Continental Casualty Co. v. American Safety Casualty Insurance Co.
365 S.W.3d 165
Tex. App.2012Background
- Continental, subrogee of Traffic Systems Construction, appeals a summary judgment in favor of American Safety on subrogation, contribution, and breach-of-contract claims.
- Traffic was an additional insured under American Safety's policy issued to Williams Underground, a Williams subcontractor on a City of Houston road project.
- Maxwell, an employee of Williams, was injured; Maxwell sued Traffic, Williams, and a third-party driver for negligence.
- Jury found Traffic negligent along with others; Continental paid $250,000 to settle Maxwell's claims against Traffic.
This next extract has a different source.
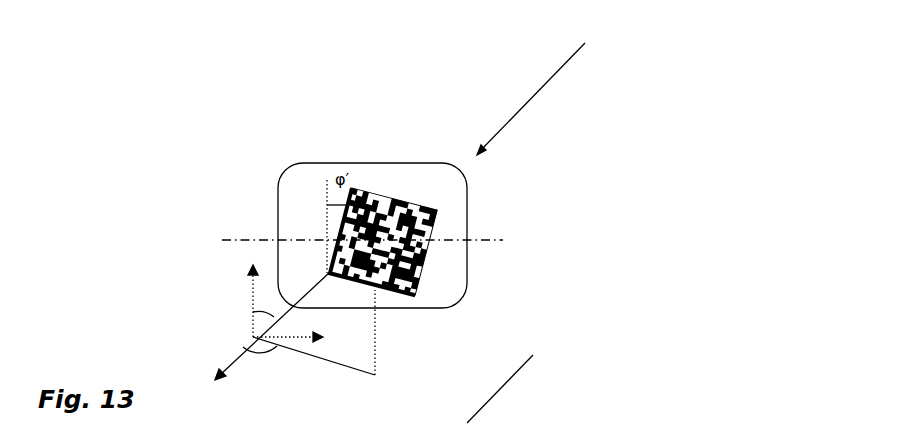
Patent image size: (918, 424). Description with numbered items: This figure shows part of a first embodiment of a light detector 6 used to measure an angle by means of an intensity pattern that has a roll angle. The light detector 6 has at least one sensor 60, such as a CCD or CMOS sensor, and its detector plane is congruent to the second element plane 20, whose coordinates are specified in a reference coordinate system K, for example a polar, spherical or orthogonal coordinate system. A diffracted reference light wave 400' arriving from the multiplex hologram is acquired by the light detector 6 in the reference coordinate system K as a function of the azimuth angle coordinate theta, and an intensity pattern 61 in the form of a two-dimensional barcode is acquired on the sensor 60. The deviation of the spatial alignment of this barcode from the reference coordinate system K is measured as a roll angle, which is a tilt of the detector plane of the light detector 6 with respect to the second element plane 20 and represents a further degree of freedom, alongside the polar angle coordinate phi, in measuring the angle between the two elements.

- American Safety refused to defend or indemnify Traffic, arguing the policy's additional-insured endorsement only covers sole negligence of the named insured and excludes vicarious liability; Traffic’s defense costs of $133,715 were incurred.
- Continental asserted Insurance Code violations and sought reimbursement of settlement and defense costs; the trial court granted summary judgment for American Safety on all these grounds.
Issues
| Issue | Plaintiff's Argument | Defendant's Argument | Held |
|---|---|---|---|
| Duty to defend and indemnify under the endorsement. | Continental contends Traffic is covered as an additional insured for Maxwell's claims. | American Safety argues Traffic is covered only for claims arising from Williams's sole negligence, excluding vicarious liability. | No duty to defend or indemnify; sole-negligence exclusion applies. |
| No-evidence motion for partial summary judgment denial. | Continental asserts the court erred by not granting partial summary judgment on exclusion grounds. | American Safety moved for summary judgment on coverage grounds; no-evidence motion should be considered separately. | Appellate review of denial is improper; issue overruled. |
| Insurance Code claims (Article 21.21 and Chapter 541) solvency. | Contends Insurance Code claims survive with no coverage determination. | If there is no coverage, extra-contractual claims fail as a matter of law. | No recovery on Insurance Code claims; harmless error since no coverage. |
Key Cases Cited
- Trinity Universal Ins. Co. v. Cowan, 945 S.W.2d 819 (Tex. 1997) ( Eight-corners rule governs defense duty; pleadings control coverage.)
- McManus v. Fidelity & Guar. Ins. Co., 633 S.W.2d 787 (Tex. 1982) (Duty to defend determined by policy and pleadings; no need to prove facts.)
- Nat'l Union Fire Ins. Co. of Pittsburgh v. Merchants Fast Motor Lines, Inc., 939 S.W.2d 139 (Tex. 1997) (Eight-corners doctrine; no defense obligation beyond pleadings.)
- Two Pesos, Inc. v. Gulf Ins. Co., 901 S.W.2d 495 (Tex. App.—Hou. 1995) (Guides construction of coverage in pleadings.)
- ATOFINA Petrochemicals, Inc. v. Continental Cas. Co., 185 S.W.3d 440 (Tex. 2005) (Exclusionary interpretation; illusory coverage analysis.)
- Evanston Insurance Co. v. ATOFINA Petrochemicals, Inc., 256 S.W.3d 660 (Tex. 2008) (Affirmed language limiting coverage to sole negligence of named insured.)
- Grain Dealers Mut. Ins. Co. v. McKee, 943 S.W.2d 455 (Tex. 1997) (Coverage not illusory where endorsements provide other coverage.)